Une deuxième raison réside dans les retards qui se sont accumulés dans la chaîne du transport maritime : tant que des produits se trouvent dans le conteneur, ils ne sont pas en magasin.

La troisième raison est la pandémie elle-même. Grâce à un taux de vaccination élevé, les usines tournent presque normalement en Europe. En Asie, le taux de vaccination est faible. Si une usine doit fermer à cause d‘un lockdown et qu’elle produit pour d’autres, c’est toute la chaîne qui est fragilisée. Le meilleur exemple est la pénurie de puces électroniques.

Combien de temps la crise durera-t-elle encore ?

Certains analystes estiment que le marché est capable de s’adapter rapidement. Selon eux, le pire sera passé après le rush de fin d’année. D’autres – et ils sont de loin les plus nombreux – estiment que les problèmes ne peuvent être résolus du jour au lendemain car il n’y a pas de capacité latente pouvant être activée comme un robinet. Selon eux, les chaînes d’approvisionnement resteront sous tension. Le sentiment dominant est que les problèmes subsisteront au moins jusqu’à la mi-2022, voire même la fin de l’année.

La crise de la supply chain pourrait-elle créer une crise économique ?

C’est la question à un million d’euros. Aujourd’hui, cela n’est pas à l’ordre du jour. La confiance du consommateur est encore solide et la demande reste élevée. L’économie tourne bien, créant une pénurie de personnel un peu partout dans le monde.

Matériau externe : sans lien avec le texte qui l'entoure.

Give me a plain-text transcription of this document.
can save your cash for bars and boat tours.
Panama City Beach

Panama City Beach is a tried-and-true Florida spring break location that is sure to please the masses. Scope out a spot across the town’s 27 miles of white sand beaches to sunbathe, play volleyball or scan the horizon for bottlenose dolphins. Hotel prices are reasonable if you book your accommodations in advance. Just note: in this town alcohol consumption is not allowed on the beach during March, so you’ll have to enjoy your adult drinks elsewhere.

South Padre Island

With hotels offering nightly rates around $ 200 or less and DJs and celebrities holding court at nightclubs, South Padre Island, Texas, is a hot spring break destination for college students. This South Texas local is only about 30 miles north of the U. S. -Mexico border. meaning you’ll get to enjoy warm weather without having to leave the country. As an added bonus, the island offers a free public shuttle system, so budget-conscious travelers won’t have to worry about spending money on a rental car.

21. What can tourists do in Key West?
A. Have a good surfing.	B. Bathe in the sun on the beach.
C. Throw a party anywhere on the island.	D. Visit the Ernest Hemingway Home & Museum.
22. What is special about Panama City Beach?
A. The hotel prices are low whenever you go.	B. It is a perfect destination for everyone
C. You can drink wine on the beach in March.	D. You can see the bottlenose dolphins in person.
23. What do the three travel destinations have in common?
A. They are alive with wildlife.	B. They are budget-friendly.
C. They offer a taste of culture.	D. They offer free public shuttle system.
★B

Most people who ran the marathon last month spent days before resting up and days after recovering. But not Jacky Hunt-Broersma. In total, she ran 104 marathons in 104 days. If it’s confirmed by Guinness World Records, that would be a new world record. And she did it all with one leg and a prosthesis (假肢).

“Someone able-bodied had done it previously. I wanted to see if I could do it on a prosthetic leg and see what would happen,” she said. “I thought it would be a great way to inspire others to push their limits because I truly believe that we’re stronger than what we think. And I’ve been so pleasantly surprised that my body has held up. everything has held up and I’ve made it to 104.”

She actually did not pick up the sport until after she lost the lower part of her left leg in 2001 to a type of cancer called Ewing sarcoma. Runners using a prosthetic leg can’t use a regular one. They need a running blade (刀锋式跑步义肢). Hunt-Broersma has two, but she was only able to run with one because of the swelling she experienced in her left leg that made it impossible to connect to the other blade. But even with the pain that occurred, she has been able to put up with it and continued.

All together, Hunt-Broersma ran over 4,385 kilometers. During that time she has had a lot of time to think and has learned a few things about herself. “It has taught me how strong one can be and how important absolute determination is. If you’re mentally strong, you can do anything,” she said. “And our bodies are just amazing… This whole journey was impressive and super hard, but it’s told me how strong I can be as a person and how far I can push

Toutefois, il ne faut pas perdre de vue l’autre pénurie : celle de capacité dans le système de transport. Si elle dure trop longtemps, les prix des produits augmenteront de manière structurelle. De plus, le commerce de détail ne peut postposer indéfiniment l’importation des produits bons marchés. Il leur faudra augmenter les prix. Il y a donc un sérieux risque d’inflation et donc de retournement de la confiance du consommateur.

Dès lors, on peut conclure que plus longtemps les supply chains demeureront perturbées, plus grandes seront les chances d’une nouvelle crise économique.